Not everyone is comfortable with equity. This wild asset class does deliver inflation-beating returns in the long term, but the volatility it brings on to the table is what makes many avoid it.
In an ideal world, this would have been fine. But in the real world, where inflation is a reality, the zero-equity approach of conservative savers doesn’t work. The problem with keeping all your money in debt or fixed-income instruments is that the post-tax returns from them will not beat inflation.
So your money will lose value, and your purchasing power, in general, will not grow with time. As a result, you will find it difficult to meet all your long-term goals. Equity, as an asset class, is volatile but it does beat inflation over a long period of time.
For short-term goals, equity isn’t required much. And different goals need different asset allocation. Let’s focus on long-term goals, which demand investors to be serious about picking inflation-beating returns.
Is nil equity allocation really that bad?
If you don’t want to invest in equities, it’s fine. But just remember that if you have to achieve your goals in the long term, you will have to invest a lot more.
Let’s take an example. Suppose your goal costs Rs 20 lakh today. You want to achieve this goal after 15 years. Inflation is a reality. Let’s assume it’s 8 percent. The same goal will, therefore, cost about Rs 79 lakh after 15 years. How much do you need to save or invest if you go for equity? If you want to avoid equities, how much should you save?
• Without equity: You need to invest Rs 24,000-25,000 every month for the next 15 years. This is assuming that your debt investments give
7 percent average returns.
• With equity: You need to invest Rs 17,000-18,000 every month for the next 15 years. This is assuming you invest your entire corpus in equities, assuming it grows at 11 percent on a compounded basis.
It doesn’t come as a surprise that you got to invest more if you don’t have equity for long-term goals.
Related Reading – Invest More Or aim for Higher Returns?
What if I don’t like risks?
If you have been a conservative saver till now (with 95-100 percent in debt, real estate, etc.), accept that this is who you are. Don’t try to force yourself to become aggressive overnight. It won’t work.
Given your finances, your risk capacity may still allow for it, but your risk appetite will eventually decide how much equity you should begin with.
Now, here are a few possible strategies for conservative investors to scale up their equity allocation for long-term goals:
Strategy 1
• If you have a very long-term goal (15+ years), start the first year with 10 percent equity.
• Next year, increase it to 20 percent, then 30 percent, and eventually up to 50-60 percent over the next few years.
The idea is to ease into a rising equity glide path and get comfortable first. Over the initial few years, you will understand how equity returns fluctuate and what can happen in good years as well as in bad years.

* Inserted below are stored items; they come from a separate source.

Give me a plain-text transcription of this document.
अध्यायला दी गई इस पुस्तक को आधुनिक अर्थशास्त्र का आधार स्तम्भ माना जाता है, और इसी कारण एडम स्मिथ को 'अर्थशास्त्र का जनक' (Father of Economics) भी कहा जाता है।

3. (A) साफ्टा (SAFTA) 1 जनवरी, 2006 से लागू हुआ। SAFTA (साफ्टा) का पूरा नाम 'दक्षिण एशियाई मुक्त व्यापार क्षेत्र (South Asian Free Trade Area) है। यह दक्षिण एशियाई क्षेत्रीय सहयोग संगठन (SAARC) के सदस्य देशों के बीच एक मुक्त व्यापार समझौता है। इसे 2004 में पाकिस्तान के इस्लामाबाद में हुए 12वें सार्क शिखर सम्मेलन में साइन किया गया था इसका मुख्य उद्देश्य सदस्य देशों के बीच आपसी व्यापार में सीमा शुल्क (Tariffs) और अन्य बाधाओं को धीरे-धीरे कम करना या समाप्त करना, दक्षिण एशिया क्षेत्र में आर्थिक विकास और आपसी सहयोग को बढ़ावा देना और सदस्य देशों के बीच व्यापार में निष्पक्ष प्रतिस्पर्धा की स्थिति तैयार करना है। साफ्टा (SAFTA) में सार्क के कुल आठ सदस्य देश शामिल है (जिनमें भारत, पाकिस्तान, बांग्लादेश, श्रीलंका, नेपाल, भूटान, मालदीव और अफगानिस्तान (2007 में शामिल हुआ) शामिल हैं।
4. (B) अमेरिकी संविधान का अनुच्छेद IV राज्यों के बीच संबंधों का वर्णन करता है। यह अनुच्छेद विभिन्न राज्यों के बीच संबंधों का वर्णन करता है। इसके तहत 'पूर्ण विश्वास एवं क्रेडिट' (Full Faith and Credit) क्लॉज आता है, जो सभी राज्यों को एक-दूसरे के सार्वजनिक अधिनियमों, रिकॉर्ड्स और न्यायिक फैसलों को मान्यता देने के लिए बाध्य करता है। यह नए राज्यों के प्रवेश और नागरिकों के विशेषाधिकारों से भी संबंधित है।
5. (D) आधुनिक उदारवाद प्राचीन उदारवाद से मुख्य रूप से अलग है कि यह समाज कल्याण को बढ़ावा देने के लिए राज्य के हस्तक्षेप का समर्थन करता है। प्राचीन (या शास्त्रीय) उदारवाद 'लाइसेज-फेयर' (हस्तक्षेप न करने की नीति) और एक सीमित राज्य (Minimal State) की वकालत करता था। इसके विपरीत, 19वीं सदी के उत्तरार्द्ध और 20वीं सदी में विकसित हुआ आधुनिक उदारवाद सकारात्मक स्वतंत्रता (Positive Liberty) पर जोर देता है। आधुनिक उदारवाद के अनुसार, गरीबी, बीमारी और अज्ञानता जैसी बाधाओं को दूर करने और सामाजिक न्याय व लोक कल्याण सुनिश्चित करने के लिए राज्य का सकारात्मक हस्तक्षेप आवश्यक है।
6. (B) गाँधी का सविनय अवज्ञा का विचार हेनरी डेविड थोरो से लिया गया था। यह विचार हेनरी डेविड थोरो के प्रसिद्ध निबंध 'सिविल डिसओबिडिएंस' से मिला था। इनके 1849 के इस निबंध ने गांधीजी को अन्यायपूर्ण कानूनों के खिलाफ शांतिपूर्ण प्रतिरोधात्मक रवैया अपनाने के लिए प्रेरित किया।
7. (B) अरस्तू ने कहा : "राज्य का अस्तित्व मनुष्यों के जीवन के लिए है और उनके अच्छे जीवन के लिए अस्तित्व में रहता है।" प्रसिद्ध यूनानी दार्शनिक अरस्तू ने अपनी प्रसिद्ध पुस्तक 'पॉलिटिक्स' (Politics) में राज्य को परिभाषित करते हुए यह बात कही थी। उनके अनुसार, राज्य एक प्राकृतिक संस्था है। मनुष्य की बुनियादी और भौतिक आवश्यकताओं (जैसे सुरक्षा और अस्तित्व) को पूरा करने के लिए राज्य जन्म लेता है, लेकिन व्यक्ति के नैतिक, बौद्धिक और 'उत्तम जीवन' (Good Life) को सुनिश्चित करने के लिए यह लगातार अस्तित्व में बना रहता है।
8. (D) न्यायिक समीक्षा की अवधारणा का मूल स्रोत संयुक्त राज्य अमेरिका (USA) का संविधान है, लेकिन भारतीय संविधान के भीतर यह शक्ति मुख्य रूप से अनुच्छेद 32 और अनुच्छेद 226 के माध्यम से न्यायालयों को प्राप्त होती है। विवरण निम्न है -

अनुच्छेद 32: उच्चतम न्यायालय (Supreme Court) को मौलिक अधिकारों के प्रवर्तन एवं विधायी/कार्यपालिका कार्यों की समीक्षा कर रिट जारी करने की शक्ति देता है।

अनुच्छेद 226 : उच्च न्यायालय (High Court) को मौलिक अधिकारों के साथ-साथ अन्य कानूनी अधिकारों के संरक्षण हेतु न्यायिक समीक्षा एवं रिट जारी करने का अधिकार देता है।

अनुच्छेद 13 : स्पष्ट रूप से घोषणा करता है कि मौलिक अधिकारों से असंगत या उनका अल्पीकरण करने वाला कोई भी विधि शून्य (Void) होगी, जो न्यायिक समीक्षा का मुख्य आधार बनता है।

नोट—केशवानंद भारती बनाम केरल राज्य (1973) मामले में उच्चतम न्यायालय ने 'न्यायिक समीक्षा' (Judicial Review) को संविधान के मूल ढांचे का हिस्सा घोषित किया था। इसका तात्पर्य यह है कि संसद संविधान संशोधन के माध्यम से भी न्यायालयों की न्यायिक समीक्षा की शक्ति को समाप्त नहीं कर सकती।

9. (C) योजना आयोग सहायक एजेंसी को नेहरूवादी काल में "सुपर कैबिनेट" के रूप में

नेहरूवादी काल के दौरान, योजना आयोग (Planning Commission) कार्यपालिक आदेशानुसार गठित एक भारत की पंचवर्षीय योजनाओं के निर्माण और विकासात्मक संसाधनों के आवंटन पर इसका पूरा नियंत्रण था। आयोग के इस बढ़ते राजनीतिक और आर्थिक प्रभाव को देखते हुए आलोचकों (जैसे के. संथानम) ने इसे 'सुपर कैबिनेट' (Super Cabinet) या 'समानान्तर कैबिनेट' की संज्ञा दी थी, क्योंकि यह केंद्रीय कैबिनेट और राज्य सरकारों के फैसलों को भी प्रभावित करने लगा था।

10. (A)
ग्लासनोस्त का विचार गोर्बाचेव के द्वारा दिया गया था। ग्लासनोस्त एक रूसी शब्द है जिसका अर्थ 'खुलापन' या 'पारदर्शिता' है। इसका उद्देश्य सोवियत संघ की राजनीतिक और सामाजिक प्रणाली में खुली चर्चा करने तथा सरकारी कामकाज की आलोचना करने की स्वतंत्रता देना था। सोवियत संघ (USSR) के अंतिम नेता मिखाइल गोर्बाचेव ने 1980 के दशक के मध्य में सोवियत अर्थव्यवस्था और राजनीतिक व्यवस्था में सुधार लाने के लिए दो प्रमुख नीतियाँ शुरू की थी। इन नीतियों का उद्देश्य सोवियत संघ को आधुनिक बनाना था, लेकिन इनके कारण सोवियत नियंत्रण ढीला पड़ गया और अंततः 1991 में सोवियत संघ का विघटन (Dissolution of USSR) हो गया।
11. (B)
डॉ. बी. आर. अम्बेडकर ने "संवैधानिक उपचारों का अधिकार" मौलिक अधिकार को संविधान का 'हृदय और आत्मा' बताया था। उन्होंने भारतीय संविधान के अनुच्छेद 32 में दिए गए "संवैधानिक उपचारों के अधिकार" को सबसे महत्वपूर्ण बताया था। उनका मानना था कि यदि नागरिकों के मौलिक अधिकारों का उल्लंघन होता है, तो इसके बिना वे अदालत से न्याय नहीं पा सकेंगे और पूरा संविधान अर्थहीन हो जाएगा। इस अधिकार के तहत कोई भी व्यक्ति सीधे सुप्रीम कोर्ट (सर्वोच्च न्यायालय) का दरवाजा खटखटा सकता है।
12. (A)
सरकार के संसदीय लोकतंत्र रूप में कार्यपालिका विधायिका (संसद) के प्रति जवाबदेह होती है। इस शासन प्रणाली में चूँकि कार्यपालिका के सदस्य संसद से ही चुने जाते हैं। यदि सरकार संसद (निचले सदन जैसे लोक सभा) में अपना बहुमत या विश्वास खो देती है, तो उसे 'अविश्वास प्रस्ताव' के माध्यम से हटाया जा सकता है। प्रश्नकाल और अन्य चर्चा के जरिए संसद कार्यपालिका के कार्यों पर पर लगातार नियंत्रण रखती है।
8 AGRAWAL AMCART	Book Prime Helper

So your increasing experience will pave the way for you to have more equity for long-term goals, eventually. Let’s say, you need to invest Rs 25,000 monthly for a goal. Start with at least Rs 2,500 in equity funds in the first year. Next year, make it Rs 5,000. That is how you can do it for recurring investments.
Strategy 2
This one is a pretty crude approach but may work well if someone is ultra-conservative.
Assume a person with Rs 50 lakh in bank FD. He now wants to ‘try out’ equity but doesn’t want to lose any capital.
• Use the monthly interest from Rs 50 lakh FD as monthly SIP into equity funds. So, we constantly use the monthly interest payout without dipping into the FD principal.
And since the FD corpus remains as it is (for years), the equity corpus starts small but increases with each passing month. To see how equity allocation would have increased over a long period, I simulated 6 percent FD (assumed to be fixed), paying monthly interest for a 10-year period (2012-2022), which was invested as monthly SIP in Nifty50.
The result is that Rs 50 lakh would have stayed in FD as it is. But over a period of 10+ years, the equity corpus would have grown to Rs 55-60 lakh, just by having your monthly FD interest invested in SIP.
Which equity funds are suitable for conservative investors?
For conservative investors who want to invest up to 35 percent in equities, the choice of fund category will depend on the chosen equity allocation being targeted.
Here are a few options:
• For 1-15 percent equity – Index funds based on Nifty50 or Sensex
• For 15-35 percent equity – Index funds, Balanced Advantage Funds, Aggressive Hybrid Funds, Flexicap Funds
Being a conservative investor is fine, but only if you have sufficiently large savings capability. Else, you should consider gradually introducing some equity into your portfolio, or else, you will guarantee yourself a low return, which is unable to beat inflation.
Disclaimer: Do not consider the above as investment advice. If you are a DIY investor, please figure out what is the best equity allocation for you. If you have doubts, talk to an investment advisor.